I have to have hope when there’s no reason to.
I try to look back and be grateful for all I have done. I try to look at right now and be grateful for all I still have, and my God, I still have so, so much. I wish I could follow the “one day at a time” advice of experts, but it’s honestly never been a comfort to me. I’ve been trying not to look ahead, because I start to think of all the things that might not happen.
But I notice on my better days, I’m falling back on the person I used to be. I’ve always tried to look all the way ahead, all the way through to the impossible other side of whatever was happening.
And somehow, I just never cared about how that impossible other side would come, or even whether it would or not. I just assumed and pushed on like it was going to.
So, that’s what I’m trying to do now. All I know how to do is to look ahead and believe somehow, good things will happen. I’m just gonna dream of better days and impossible accomplishments because, if nothing else, that’s easier on the mind than questioning it all.

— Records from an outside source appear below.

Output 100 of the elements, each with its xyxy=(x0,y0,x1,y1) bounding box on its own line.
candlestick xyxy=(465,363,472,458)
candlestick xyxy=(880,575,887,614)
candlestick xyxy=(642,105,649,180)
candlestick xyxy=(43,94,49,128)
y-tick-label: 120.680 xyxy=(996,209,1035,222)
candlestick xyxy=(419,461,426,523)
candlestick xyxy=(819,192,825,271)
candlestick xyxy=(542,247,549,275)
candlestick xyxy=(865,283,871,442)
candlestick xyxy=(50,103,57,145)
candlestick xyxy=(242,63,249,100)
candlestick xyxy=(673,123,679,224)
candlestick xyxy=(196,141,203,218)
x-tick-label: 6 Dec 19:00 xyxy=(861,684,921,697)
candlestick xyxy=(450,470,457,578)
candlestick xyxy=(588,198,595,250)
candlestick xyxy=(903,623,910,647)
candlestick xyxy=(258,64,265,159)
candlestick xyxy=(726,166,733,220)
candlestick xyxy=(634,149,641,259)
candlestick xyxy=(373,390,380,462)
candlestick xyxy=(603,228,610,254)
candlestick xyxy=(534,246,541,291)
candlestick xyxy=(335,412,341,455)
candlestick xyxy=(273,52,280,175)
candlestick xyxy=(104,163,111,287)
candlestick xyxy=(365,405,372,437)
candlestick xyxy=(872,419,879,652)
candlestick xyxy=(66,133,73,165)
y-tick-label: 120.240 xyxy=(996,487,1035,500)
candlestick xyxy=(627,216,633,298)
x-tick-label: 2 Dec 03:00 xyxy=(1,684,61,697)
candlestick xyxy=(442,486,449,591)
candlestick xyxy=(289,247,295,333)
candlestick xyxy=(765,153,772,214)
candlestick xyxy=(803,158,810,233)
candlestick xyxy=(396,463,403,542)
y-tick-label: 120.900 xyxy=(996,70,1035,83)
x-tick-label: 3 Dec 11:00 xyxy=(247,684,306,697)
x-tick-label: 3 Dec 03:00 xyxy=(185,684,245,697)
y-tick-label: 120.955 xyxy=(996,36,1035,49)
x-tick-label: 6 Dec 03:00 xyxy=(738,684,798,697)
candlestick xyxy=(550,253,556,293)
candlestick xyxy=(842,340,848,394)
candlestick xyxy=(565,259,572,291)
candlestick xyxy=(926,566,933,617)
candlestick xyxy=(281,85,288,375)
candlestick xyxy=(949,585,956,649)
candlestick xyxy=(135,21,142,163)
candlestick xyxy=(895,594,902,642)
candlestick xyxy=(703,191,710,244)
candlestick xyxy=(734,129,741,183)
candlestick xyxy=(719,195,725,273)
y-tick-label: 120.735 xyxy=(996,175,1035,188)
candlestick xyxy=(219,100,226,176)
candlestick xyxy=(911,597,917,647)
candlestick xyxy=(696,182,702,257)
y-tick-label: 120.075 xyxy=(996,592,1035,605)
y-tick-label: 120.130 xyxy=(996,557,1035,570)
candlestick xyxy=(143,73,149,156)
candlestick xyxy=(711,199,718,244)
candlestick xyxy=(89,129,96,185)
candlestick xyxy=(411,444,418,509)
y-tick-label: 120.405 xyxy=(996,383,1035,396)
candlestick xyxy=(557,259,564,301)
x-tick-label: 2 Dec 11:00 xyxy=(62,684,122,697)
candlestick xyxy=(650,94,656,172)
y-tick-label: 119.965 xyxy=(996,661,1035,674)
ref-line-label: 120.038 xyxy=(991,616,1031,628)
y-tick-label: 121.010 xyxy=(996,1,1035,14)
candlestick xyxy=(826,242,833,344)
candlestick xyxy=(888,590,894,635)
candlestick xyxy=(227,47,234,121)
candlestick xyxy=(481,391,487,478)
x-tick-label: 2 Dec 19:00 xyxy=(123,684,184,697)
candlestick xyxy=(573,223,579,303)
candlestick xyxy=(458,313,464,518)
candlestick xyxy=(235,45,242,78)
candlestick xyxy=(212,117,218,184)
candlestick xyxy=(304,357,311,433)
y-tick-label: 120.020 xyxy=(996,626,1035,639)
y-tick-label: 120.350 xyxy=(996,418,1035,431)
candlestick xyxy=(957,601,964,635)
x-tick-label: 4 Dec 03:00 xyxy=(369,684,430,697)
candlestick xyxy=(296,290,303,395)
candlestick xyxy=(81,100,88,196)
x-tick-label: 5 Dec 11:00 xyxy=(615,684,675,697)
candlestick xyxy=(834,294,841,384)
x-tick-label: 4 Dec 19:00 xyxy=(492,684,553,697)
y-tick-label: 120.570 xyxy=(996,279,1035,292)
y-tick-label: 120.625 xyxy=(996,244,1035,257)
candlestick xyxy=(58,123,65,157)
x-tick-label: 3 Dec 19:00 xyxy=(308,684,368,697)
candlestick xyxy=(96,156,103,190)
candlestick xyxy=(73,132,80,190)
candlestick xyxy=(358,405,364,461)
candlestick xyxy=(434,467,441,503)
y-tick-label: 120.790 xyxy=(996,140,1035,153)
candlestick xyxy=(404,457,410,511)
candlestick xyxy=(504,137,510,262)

I’m going to try to continue to write about past Coyote adventures, because I enjoy it. And if and when I do, it will be with this in mind: all of those things existed in a light that came out of darkness, a future that had every reason not to happen. Hard times can end, and give way to better things. Not just for me, but for anybody.
The future is, at best, uncertain. But it’s also uncertain at its worst, too.
Anything can happen, so I’m gonna hope for new adventures. For all of us.
“When the darkness comes you’ve got to do with what you’ve got
I’m doing what I can…”
-Lindsey Buckingham, “Doing What I Can”
Very well said! You are not alone.
Mr. Husband-man & I are stuck in a place that will never be our home & this necessary pause slows down our eventual return to our real lives. For the past 2 1/2 years, I have thought & said the words I WANT TO GO HOME multiple times every single day. I have somehow managed to put much of the grief, frustration, anger & depression – the symptoms of my terrible homesickness – on pause for now. I’m looking at this as a time out of time, days & weeks that I could not spend with my beloved friends even if I were at home. But I worry about my Mom, & my brothers who are still working. Easter was just another day this year, not the fun weekend we had planned with family who were to have come up to visit. I have things to accomplish during this isolation period, however long it may last, with my long term goal in mind. And strangely, as I write this, I feel hopeful. It will still take us much too long to get home, but I’m able to smile as I click my ruby slippers together… except that our daughter will still be here. I’m not smiling now… but I hope she understands, & knows how very much we love her. (Not to worry, Ka, it’s not imminent ! ) 😘
Life is full of sunny days & shit creeks. And joyous visits with the ones we love, no matter the distance we travel. Or the time it takes us to get there.